Must I appeal the denial of my claim for benefits?
Look at your policy to see whether you are required to file an appeal before you can file a lawsuit. If the policy does not contain a provision requiring you to file an appeal, then you are not obligated to do so and can file suit against the insurance company for breach of contract.
My policy insures my “own occupation”, can I work in another occupation and still receive benefits under my policy?
Yes. However, the other occupation must not be similar to the occupation from which you are claiming disability. Additionally, be sure the definition of disability in the policy will remain “own occupation” and not change to “any occupation” as is the case with many policies. If the definition changes to “any occupation”, chances are the insurance company will terminate your benefits if they are aware that you are engaged in other employment.

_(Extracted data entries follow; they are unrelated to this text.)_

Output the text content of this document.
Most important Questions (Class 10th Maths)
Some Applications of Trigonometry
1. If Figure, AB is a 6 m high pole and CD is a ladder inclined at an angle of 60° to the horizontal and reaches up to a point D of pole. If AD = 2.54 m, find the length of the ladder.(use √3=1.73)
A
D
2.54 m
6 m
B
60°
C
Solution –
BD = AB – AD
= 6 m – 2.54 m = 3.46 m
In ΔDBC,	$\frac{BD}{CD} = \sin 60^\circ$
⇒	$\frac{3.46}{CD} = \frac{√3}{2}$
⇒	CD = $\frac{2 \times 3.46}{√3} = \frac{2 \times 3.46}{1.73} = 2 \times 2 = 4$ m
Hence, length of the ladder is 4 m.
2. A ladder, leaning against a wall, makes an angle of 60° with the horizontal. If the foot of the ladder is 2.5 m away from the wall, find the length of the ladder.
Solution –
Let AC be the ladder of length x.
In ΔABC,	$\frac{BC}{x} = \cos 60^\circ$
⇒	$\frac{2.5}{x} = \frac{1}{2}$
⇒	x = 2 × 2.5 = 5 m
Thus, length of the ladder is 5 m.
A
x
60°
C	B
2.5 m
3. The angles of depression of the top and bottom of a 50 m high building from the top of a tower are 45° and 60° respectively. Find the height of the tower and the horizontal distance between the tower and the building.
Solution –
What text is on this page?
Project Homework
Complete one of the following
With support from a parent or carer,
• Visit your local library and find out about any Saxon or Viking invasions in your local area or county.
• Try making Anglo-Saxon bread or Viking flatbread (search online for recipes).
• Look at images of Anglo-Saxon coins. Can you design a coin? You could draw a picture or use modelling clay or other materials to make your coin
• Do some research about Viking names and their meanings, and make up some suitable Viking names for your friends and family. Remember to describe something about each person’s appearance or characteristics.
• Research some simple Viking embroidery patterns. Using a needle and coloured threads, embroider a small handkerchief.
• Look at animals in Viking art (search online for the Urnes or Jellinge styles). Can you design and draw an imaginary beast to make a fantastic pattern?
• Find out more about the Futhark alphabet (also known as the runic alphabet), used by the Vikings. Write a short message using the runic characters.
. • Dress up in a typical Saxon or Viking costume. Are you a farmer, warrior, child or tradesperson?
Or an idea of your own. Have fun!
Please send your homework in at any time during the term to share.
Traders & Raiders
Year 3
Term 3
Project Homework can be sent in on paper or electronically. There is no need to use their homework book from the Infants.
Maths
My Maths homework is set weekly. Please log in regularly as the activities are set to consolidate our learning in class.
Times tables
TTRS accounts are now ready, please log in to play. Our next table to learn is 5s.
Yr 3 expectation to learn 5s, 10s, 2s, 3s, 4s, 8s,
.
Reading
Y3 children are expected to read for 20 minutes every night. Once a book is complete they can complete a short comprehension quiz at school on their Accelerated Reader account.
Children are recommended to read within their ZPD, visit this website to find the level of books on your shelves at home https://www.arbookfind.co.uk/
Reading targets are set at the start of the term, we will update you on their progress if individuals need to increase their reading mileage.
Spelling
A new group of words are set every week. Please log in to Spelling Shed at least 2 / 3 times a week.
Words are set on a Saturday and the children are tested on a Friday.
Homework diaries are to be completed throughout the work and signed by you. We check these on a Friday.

The insurance company wants to send me to an Independent Medical Examination (IME). Do I have to go?
Many disability policies have a provision that allows the insurer the right to have you examined by a physician. If your policy has such a provision, then they arguably have the right to have you examined. Insurance companies often attempt to expand upon that by trying to have you submit to a Functional Capacity Evaluation (FCE) even though the policy only allows them to conduct an IME. Additionally, while it is preferable to assist with the review of your claim, you do not have to submit to examinations or evaluations that may be painful or harmful to your well-being.
Why does the insurance company want to send a company representative for a field visit to interview me?
Insurance companies often try to collect first hand information from a claimant in order to find inconsistencies in information you previously provided to them. They will then use any inconsistencies against you by denying your claim for benefits. Our firm has experience with assisting clients that face this very issue.